Norwegian carrier Flyr has axed plans to offer up to 62.5 million new shares in the company, after the stock’s trading value remained below the offer price.
Flyr had raised NKr250 million ($25 million) during a rights issue at the beginning of the year, an issue which was oversubscribed by more than 40%.
It then privately allocated a further separate batch of shares to TV 2 Invest, a division of Norwegian media company TV 2 Gruppen, as part of a marketing agreement.
Two further private placements – at a share price of NKr1.20 – raised another NKr250 million for the company in May, even as the company unveiled a heavy first-quarter loss of NKr211 million, largely the result of pandemic restrictions.
The airline’s share price, which had climbed to around NKr2.20 at the end of April, subsequently sank.
Although Flyr had indicated that it would follow the private placement with a further offering of up to 62.5 million shares to other investors at the same price, the recent value of Flyr’s stock – struggling at times to lift above NKr1 – has forced the airline to rethink the plan.

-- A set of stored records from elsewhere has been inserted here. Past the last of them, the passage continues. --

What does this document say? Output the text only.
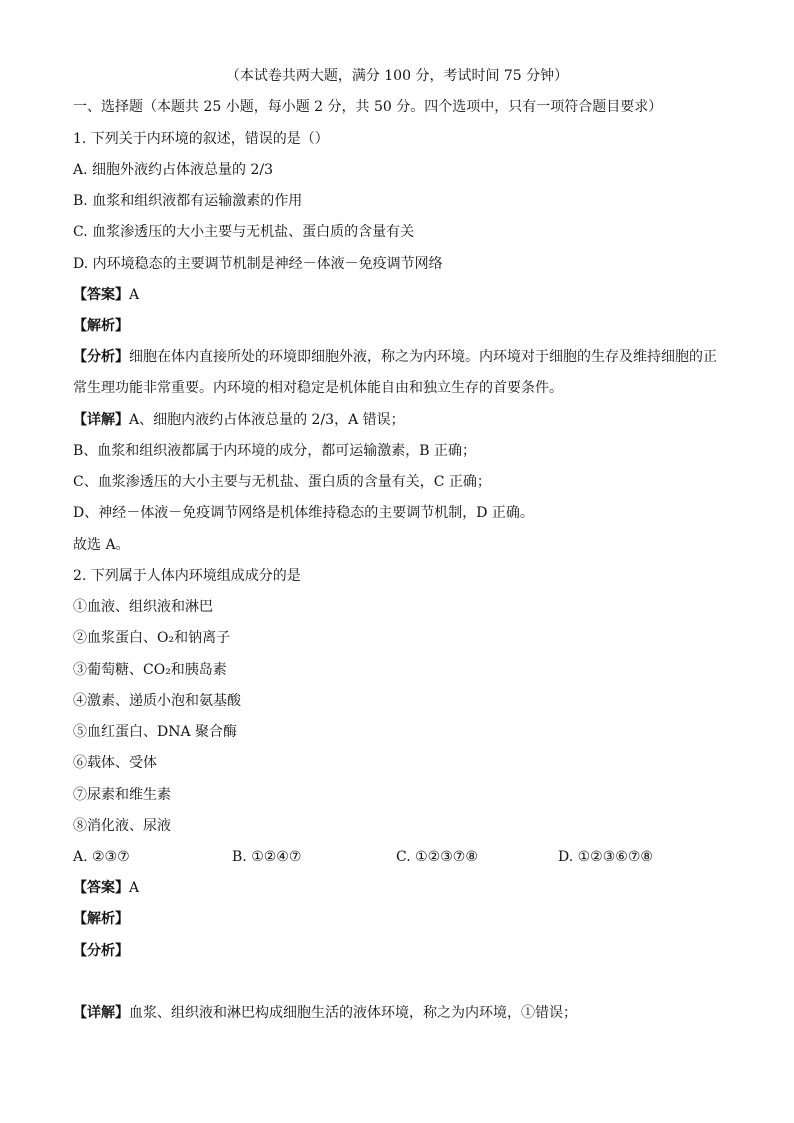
（本试卷共两大题，满分 100 分，考试时间 75 分钟）
一、选择题（本题共 25 小题，每小题 2 分，共 50 分。四个选项中，只有一项符合题目要求）
1. 下列关于内环境的叙述，错误的是（）
A. 细胞外液约占体液总量的 2/3
B. 血浆和组织液都有运输激素的作用
C. 血浆渗透压的大小主要与无机盐、蛋白质的含量有关
D. 内环境稳态的主要调节机制是神经－体液－免疫调节网络
【答案】A
【解析】
【分析】细胞在体内直接所处的环境即细胞外液，称之为内环境。内环境对于细胞的生存及维持细胞的正
常生理功能非常重要。内环境的相对稳定是机体能自由和独立生存的首要条件。
【详解】A、细胞内液约占体液总量的 2/3，A 错误；
B、血浆和组织液都属于内环境的成分，都可运输激素，B 正确；
C、血浆渗透压的大小主要与无机盐、蛋白质的含量有关，C 正确；
D、神经－体液－免疫调节网络是机体维持稳态的主要调节机制，D 正确。
故选 A。
2. 下列属于人体内环境组成成分的是
①血液、组织液和淋巴
②血浆蛋白、O₂和钠离子
③葡萄糖、CO₂和胰岛素
④激素、递质小泡和氨基酸
⑤血红蛋白、DNA 聚合酶
⑥载体、受体
⑦尿素和维生素
⑧消化液、尿液
A. ②③⑦	B. ①②④⑦	C. ①②③⑦⑧	D. ①②③⑥⑦⑧
【答案】A
【解析】
【分析】
【详解】血浆、组织液和淋巴构成细胞生活的液体环境，称之为内环境，①错误；
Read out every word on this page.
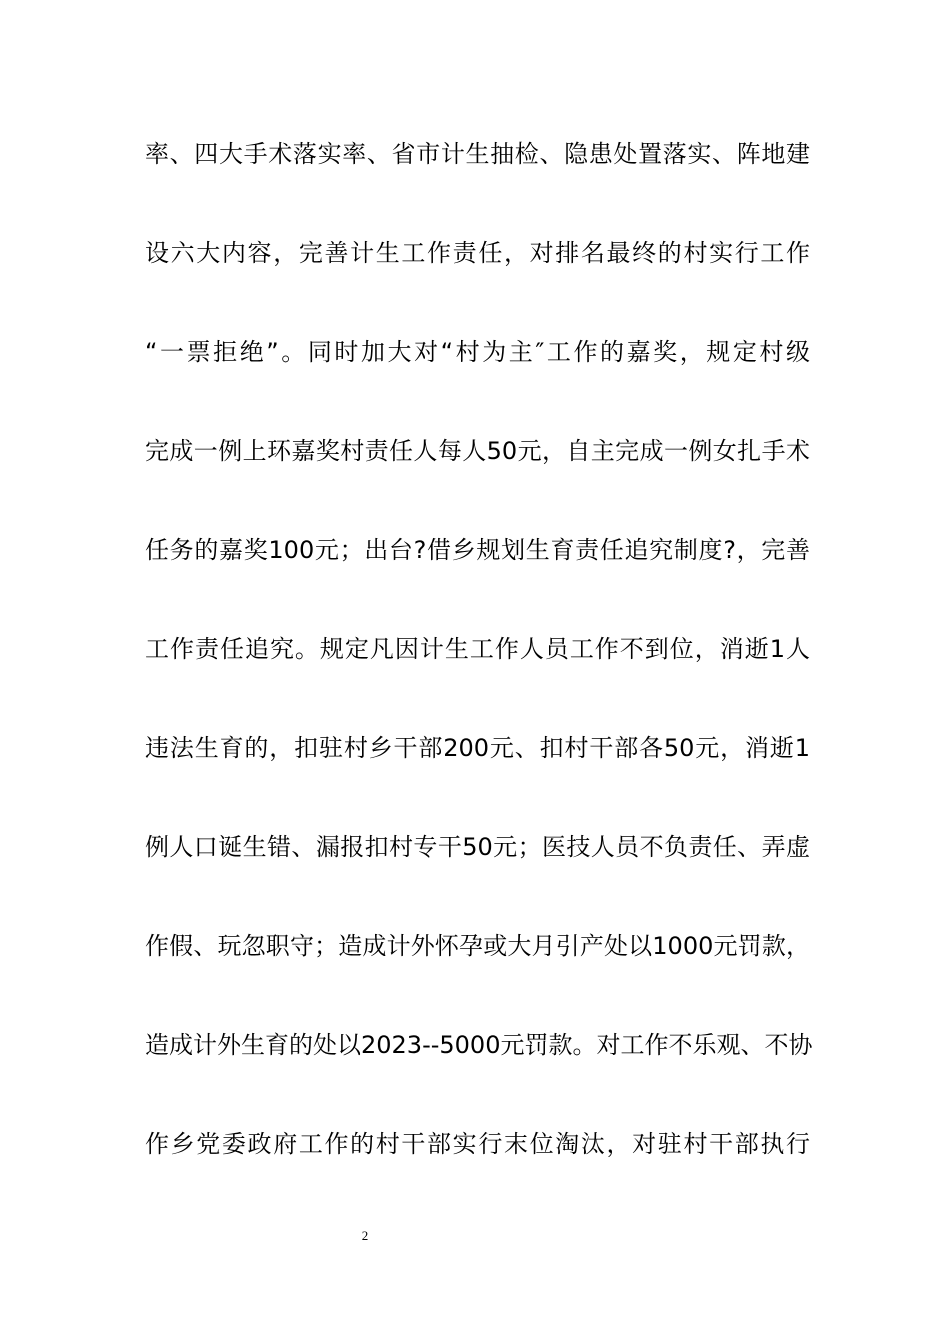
率、四大手术落实率、省市计生抽检、隐患处置落实、阵地建
设六大内容，完善计生工作责任，对排名最终的村实行工作
“一票拒绝”。同时加大对“村为主″工作的嘉奖，规定村级
完成一例上环嘉奖村责任人每人50元，自主完成一例女扎手术
任务的嘉奖100元；出台?借乡规划生育责任追究制度?，完善
工作责任追究。规定凡因计生工作人员工作不到位，消逝1人
违法生育的，扣驻村乡干部200元、扣村干部各50元，消逝1
例人口诞生错、漏报扣村专干50元；医技人员不负责任、弄虚
作假、玩忽职守；造成计外怀孕或大月引产处以1000元罚款，
造成计外生育的处以2023--5000元罚款。对工作不乐观、不协
作乡党委政府工作的村干部实行末位淘汰，对驻村干部执行
2
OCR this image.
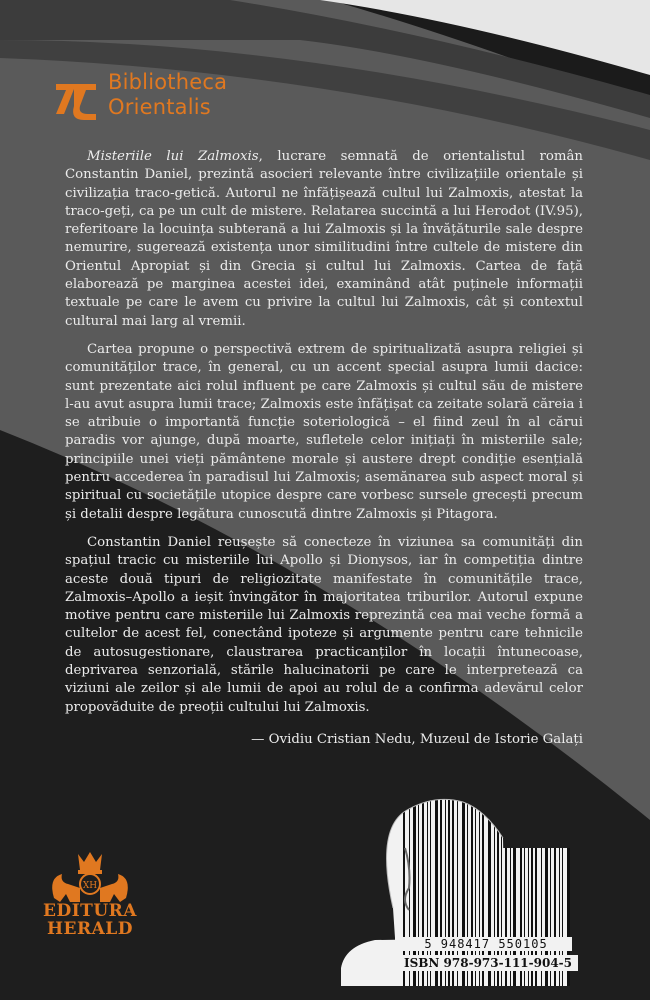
Bibliotheca
Orientalis

Misteriile lui Zalmoxis, lucrare semnată de orientalistul român Constantin Daniel, prezintă asocieri relevante între civilizațiile orientale și civilizația traco-getică. Autorul ne înfățișează cultul lui Zalmoxis, atestat la traco-geți, ca pe un cult de mistere. Relatarea succintă a lui Herodot (IV.95), referitoare la locuința subterană a lui Zalmoxis și la învățăturile sale despre nemurire, sugerează existența unor similitudini între cultele de mistere din Orientul Apropiat și din Grecia și cultul lui Zalmoxis. Cartea de față elaborează pe marginea acestei idei, examinând atât puținele informații textuale pe care le avem cu privire la cultul lui Zalmoxis, cât și contextul cultural mai larg al vremii.

Cartea propune o perspectivă extrem de spiritualizată asupra religiei și comunităților trace, în general, cu un accent special asupra lumii dacice: sunt prezentate aici rolul influent pe care Zalmoxis și cultul său de mistere l-au avut asupra lumii trace; Zalmoxis este înfățișat ca zeitate solară căreia i se atribuie o importantă funcție soteriologică – el fiind zeul în al cărui paradis vor ajunge, după moarte, sufletele celor inițiați în misteriile sale; principiile unei vieți pământene morale și austere drept condiție esențială pentru accederea în paradisul lui Zalmoxis; asemănarea sub aspect moral și spiritual cu societățile utopice despre care vorbesc sursele grecești precum și detalii despre legătura cunoscută dintre Zalmoxis și Pitagora.

Constantin Daniel reușește să conecteze în viziunea sa comunități din spațiul tracic cu misteriile lui Apollo și Dionysos, iar în competiția dintre aceste două tipuri de religiozitate manifestate în comunitățile trace, Zalmoxis–Apollo a ieșit învingător în majoritatea triburilor. Autorul expune motive pentru care misteriile lui Zalmoxis reprezintă cea mai veche formă a cultelor de acest fel, conectând ipoteze și argumente pentru care tehnicile de autosugestionare, claustrarea practicanților în locații întunecoase, deprivarea senzorială, stările halucinatorii pe care le interpretează ca viziuni ale zeilor și ale lumii de apoi au rolul de a confirma adevărul celor propovăduite de preoții cultului lui Zalmoxis.

— Ovidiu Cristian Nedu, Muzeul de Istorie Galați

XH
EDITURA
HERALD
5 948417 550105
ISBN 978-973-111-904-5
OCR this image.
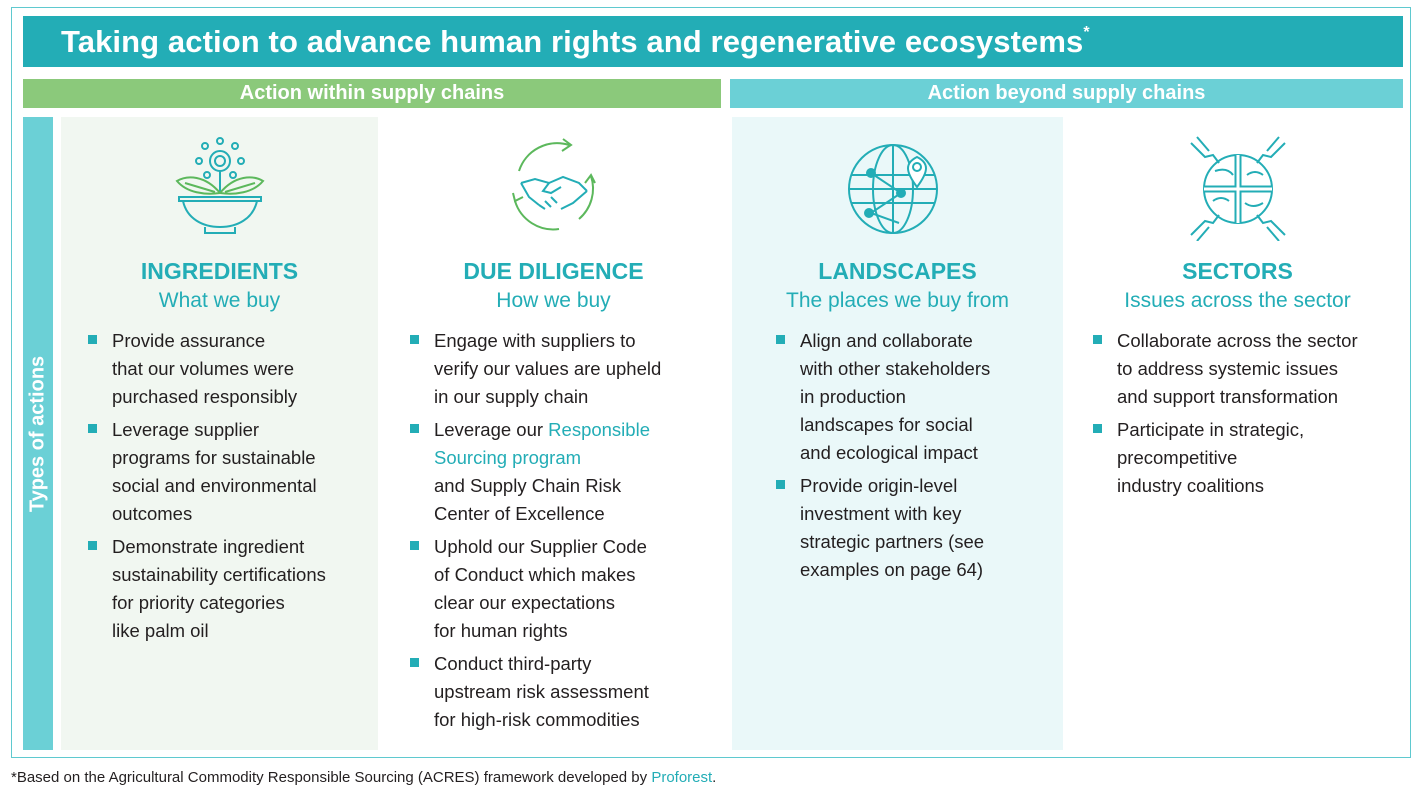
Taking action to advance human rights and regenerative ecosystems*
Action within supply chains	Action beyond supply chains
Types of actions
INGREDIENTS
What we buy
Provide assurance
that our volumes were
purchased responsibly
Leverage supplier
programs for sustainable
social and environmental
outcomes
Demonstrate ingredient
sustainability certifications
for priority categories
like palm oil
DUE DILIGENCE
How we buy
Engage with suppliers to
verify our values are upheld
in our supply chain
Leverage our Responsible
Sourcing program
and Supply Chain Risk
Center of Excellence
Uphold our Supplier Code
of Conduct which makes
clear our expectations
for human rights
Conduct third-party
upstream risk assessment
for high-risk commodities
LANDSCAPES
The places we buy from
Align and collaborate
with other stakeholders
in production
landscapes for social
and ecological impact
Provide origin-level
investment with key
strategic partners (see
examples on page 64)
SECTORS
Issues across the sector
Collaborate across the sector
to address systemic issues
and support transformation
Participate in strategic,
precompetitive
industry coalitions
*Based on the Agricultural Commodity Responsible Sourcing (ACRES) framework developed by Proforest.
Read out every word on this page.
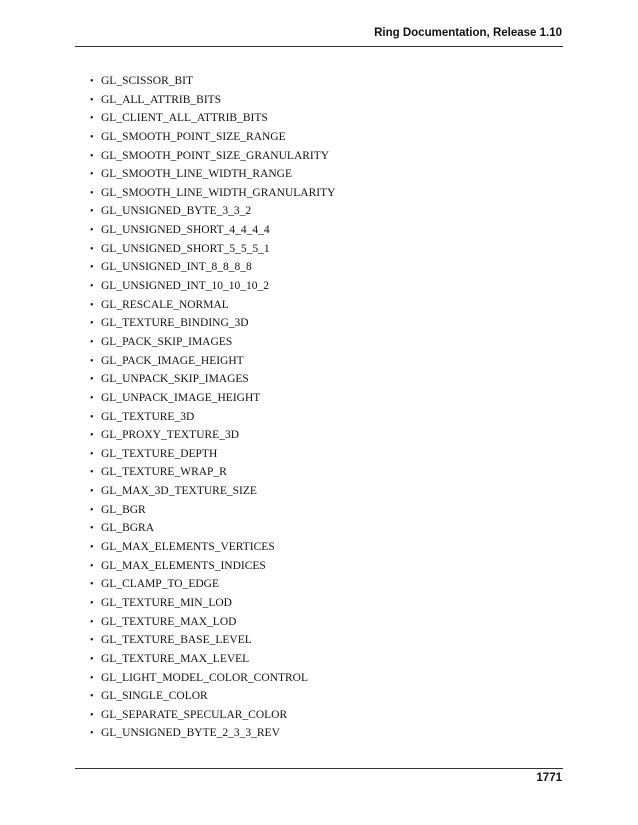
Ring Documentation, Release 1.10
• GL_SCISSOR_BIT
• GL_ALL_ATTRIB_BITS
• GL_CLIENT_ALL_ATTRIB_BITS
• GL_SMOOTH_POINT_SIZE_RANGE
• GL_SMOOTH_POINT_SIZE_GRANULARITY
• GL_SMOOTH_LINE_WIDTH_RANGE
• GL_SMOOTH_LINE_WIDTH_GRANULARITY
• GL_UNSIGNED_BYTE_3_3_2
• GL_UNSIGNED_SHORT_4_4_4_4
• GL_UNSIGNED_SHORT_5_5_5_1
• GL_UNSIGNED_INT_8_8_8_8
• GL_UNSIGNED_INT_10_10_10_2
• GL_RESCALE_NORMAL
• GL_TEXTURE_BINDING_3D
• GL_PACK_SKIP_IMAGES
• GL_PACK_IMAGE_HEIGHT
• GL_UNPACK_SKIP_IMAGES
• GL_UNPACK_IMAGE_HEIGHT
• GL_TEXTURE_3D
• GL_PROXY_TEXTURE_3D
• GL_TEXTURE_DEPTH
• GL_TEXTURE_WRAP_R
• GL_MAX_3D_TEXTURE_SIZE
• GL_BGR
• GL_BGRA
• GL_MAX_ELEMENTS_VERTICES
• GL_MAX_ELEMENTS_INDICES
• GL_CLAMP_TO_EDGE
• GL_TEXTURE_MIN_LOD
• GL_TEXTURE_MAX_LOD
• GL_TEXTURE_BASE_LEVEL
• GL_TEXTURE_MAX_LEVEL
• GL_LIGHT_MODEL_COLOR_CONTROL
• GL_SINGLE_COLOR
• GL_SEPARATE_SPECULAR_COLOR
• GL_UNSIGNED_BYTE_2_3_3_REV
1771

Flyr says the listed price of its stock has been “substantially below” the offer price of NKr1.20 for the new shares and, as a result, it has cancelled the offer because the stock is cheaper to acquire on the market.
The airline, which has services to some 35 destinations, is optimistic for the summer season.
It says ticket sales for the period are increasing and it has estimated load factors will rise towards 80% in June.
Flyr operates a fleet of 10 Boeing 737s, and two additional aircraft will be delivered over the summer.